Hydrogen alliance calls on government to speed up storage programme

Prof Joe Howe

The North West Hydrogen Alliance (NWHA) is urging the Government to accelerate its plan for hydrogen storage business models.

A new report, ‘The role of storage in delivering a hydrogen economy in the UK’, makes it clear that while support mechanisms to support hydrogen production are progressing well towards implementation, greater focus is needed on the distribution and storage infrastructure required to deliver hydrogen at scale.

The call follows the publication of the Hydrogen Sector Development Action Plan last month, which confirmed the Government’s intention to design new business models for storage infrastructure by 2025.

The industry group believes this is an insufficiently ambitious target that risks deterring timely investment in clean energy storage, which is vital for the UK to take control of its clean energy security, and is calling for it to be brought forward to at least 2023.

The report outlines why large scale storage is essential for hydrogen to deliver its vital role in decarbonising the UK, such as:

  • Providing national energy security and resilience
  • To balance our clean energy system, storing hydrogen when renewable electricity generation is high and releasing it when it’s low
  • To minimise system costs by maximising the utilisation of carbon capture usage and storage (CCUS) enabled hydrogen production facilities, enabling them to operate at a consistent high load factor all year round
  • To balance the energy supply to meet the variable demands of commercial, power generation and domestic heating on a daily and seasonal basis
  • To balance energy supply to meet the variable demands for electricity providing a fast dispatchable source of power
  • To enable hydrogen blending into the gas distribution network

Prof Joe Howe, chair of the NWHA and executive director, Thornton Research Institute at the University of Chester, said: “Storage is vital to unlocking the full potential of hydrogen and is essential for UK energy security.

“It will play an important role in balancing hydrogen production from intermittent renewables and helping to manage the UK’s daily and seasonable fluctuating heating demands.”

He added: “While progress is being made on developing much needed business models for hydrogen production, government needs to also press ahead with policy around hydrogen storage.

“We’re calling for the 2025 deadline for hydrogen storage business models to be brought forward to 2023, to unlock investment and ensure these storage projects, which inevitably have a long lead in time, are ready for when production ramps up. The North West Hydrogen Alliance stands ready to work with government to achieve this.”

The report estimates that around 4TWh of underground storage will be required to balance the seasonal variation in hydrogen demand per one million homes in the UK.

Hydrogen can be stored underground either in salt caverns or depleted oil and gas reservoirs.

In the North West of England plans are being developed by chemicals giant INEOS to store hydrogen in Cheshire salt caverns as part of the HyNet North West project.

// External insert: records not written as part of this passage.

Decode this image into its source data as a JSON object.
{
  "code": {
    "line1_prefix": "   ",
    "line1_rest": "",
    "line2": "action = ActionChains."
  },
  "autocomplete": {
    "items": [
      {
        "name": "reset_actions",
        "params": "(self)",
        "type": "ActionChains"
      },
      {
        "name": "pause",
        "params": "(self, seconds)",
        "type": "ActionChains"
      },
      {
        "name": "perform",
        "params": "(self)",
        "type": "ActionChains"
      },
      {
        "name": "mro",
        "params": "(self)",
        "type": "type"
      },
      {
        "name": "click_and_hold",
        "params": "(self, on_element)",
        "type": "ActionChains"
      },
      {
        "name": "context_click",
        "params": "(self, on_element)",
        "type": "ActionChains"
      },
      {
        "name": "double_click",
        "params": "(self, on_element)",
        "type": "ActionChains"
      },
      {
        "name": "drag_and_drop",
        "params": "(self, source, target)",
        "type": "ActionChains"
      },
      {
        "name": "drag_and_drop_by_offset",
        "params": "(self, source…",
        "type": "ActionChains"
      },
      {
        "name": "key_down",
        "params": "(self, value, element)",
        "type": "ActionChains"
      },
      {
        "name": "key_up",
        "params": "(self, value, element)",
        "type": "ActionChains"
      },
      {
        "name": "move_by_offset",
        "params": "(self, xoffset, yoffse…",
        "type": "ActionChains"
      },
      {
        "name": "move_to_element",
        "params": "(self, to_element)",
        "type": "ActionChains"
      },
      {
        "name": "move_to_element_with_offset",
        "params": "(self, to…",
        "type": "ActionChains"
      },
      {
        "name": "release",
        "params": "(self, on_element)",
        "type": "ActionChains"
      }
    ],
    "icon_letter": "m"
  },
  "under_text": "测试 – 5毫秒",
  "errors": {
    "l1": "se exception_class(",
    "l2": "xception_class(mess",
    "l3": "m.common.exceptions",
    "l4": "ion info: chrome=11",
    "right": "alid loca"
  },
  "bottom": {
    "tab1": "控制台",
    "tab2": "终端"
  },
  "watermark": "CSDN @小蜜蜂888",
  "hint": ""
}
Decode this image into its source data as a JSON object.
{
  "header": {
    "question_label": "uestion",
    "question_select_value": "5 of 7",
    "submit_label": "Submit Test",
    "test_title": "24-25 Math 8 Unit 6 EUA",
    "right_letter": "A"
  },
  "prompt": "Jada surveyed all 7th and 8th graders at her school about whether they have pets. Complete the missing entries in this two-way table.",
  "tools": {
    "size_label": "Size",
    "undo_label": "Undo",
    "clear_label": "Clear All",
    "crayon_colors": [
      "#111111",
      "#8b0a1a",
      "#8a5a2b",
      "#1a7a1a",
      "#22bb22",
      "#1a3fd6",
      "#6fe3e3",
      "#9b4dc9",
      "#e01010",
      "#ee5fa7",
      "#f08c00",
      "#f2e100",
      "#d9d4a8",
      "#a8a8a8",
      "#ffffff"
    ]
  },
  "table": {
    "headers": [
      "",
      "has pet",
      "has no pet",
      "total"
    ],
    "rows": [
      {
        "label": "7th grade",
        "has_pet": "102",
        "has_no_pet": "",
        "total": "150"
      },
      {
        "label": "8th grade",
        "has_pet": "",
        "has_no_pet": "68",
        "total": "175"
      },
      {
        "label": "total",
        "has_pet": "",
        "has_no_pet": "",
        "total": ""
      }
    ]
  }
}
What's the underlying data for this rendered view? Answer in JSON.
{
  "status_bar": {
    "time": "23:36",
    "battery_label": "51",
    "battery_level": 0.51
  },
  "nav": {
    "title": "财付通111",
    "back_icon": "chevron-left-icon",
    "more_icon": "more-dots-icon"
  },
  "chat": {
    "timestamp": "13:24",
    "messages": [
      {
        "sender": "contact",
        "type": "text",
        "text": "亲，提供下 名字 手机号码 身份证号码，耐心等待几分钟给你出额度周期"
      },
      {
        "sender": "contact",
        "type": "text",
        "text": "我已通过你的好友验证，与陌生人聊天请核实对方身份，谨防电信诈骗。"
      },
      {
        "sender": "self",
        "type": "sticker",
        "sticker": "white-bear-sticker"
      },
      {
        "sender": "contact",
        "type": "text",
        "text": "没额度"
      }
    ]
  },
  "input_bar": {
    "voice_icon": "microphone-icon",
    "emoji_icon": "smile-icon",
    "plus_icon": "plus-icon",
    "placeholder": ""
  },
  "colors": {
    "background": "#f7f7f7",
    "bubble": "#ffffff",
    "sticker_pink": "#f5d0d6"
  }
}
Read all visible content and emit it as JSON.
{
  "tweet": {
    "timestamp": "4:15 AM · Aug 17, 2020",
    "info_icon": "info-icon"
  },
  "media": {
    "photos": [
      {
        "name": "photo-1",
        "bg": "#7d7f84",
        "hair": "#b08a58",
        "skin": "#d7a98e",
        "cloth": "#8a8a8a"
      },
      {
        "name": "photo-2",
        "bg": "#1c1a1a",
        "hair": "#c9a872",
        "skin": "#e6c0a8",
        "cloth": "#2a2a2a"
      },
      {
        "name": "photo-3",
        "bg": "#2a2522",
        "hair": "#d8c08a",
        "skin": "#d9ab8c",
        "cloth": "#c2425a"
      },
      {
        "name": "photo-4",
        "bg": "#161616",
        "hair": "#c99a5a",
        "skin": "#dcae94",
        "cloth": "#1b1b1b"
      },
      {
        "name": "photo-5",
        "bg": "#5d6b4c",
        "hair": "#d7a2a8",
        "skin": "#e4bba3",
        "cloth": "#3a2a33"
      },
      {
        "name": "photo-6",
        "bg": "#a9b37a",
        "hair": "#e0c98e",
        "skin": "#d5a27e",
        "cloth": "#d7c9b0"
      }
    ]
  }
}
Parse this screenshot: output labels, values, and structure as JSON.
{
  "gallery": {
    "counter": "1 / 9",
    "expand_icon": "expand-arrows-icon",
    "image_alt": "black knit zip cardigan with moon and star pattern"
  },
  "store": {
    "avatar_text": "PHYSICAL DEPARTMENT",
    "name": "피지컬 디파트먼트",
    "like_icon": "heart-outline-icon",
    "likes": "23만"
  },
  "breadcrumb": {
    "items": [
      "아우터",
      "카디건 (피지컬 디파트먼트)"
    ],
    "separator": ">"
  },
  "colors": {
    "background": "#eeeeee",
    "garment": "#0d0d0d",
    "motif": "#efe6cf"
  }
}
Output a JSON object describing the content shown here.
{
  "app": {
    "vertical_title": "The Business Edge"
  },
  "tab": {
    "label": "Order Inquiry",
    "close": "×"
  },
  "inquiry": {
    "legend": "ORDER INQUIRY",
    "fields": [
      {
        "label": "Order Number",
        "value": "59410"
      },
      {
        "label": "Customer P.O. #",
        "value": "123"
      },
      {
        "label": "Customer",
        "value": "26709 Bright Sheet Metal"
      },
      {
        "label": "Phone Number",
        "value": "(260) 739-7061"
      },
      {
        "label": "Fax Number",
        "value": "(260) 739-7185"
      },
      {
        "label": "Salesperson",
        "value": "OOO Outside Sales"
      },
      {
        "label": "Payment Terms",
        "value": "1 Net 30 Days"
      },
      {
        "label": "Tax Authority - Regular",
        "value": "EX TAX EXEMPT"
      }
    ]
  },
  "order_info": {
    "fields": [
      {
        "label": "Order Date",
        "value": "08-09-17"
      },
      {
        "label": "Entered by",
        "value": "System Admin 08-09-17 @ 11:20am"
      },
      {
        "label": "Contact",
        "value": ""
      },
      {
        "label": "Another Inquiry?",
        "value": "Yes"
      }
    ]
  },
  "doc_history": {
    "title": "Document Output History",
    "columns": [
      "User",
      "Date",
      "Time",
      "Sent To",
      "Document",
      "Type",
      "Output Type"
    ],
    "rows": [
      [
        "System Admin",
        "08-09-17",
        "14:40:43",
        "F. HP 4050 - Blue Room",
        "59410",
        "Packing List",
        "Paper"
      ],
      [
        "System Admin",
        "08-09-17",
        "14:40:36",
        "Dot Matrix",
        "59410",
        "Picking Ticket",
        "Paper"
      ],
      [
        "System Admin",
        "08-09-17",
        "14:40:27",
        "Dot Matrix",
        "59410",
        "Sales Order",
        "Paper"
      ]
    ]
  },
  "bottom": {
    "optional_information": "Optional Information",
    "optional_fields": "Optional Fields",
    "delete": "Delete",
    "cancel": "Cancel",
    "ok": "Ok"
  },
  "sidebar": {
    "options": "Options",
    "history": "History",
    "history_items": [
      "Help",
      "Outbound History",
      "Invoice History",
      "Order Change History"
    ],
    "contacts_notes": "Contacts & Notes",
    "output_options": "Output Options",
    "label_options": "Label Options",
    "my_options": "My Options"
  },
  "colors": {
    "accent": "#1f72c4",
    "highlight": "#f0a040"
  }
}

The report also calls for the hydrogen transport network and hydrogen storage infrastructure to be developed in tandem to ensure that stored hydrogen can reach its end users.

The Energy Security Bill, which was introduced to Parliament earlier this month, identified a vital role for hydrogen in decarbonising the UK, with the hydrogen production target doubled from 5GW to 10GW by 2030.

The North West is already making significant strides in developing a hydrogen economy.

The region is home to the hydrogen and carbon capture project, HyNet North West, which will deliver amongst the lowest cost CO 2 transport and storage infrastructure in the UK by extensively repurposing existing onshore and offshore assets.

The project can deliver nearly 40% of the Government’s new national 2030 target for low carbon hydrogen production. Able to benefit from the existing regional technical skill base in engineering, chemicals production, refining and offshore oil and gas, HyNet North West is planning to be operational from 2025.

Last week, a range of projects around the North West aimed at reducing carbon dioxide (CO2) emissions from industry received the go-ahead from the Government.

Six HyNet schemes, including Vertex Hydrogen, Hanson’s Padeswood Cement Plant, Viridor’s Runcorn Energy Recovery Facility, Covanta’s Protos Energy Recovery Facility, Essar’s Stanlow Manufacturing Complex and Buxton Lime Net Zero, received approval to begin reducing CO2 emissions from industry from the mid-2020’s as part of the HyNet decarbonisation cluster.

The news follows HyNet’s selection by government, in October 2021, to fast-track the decarbonisation of the industrial cluster located across North West England and North Wales.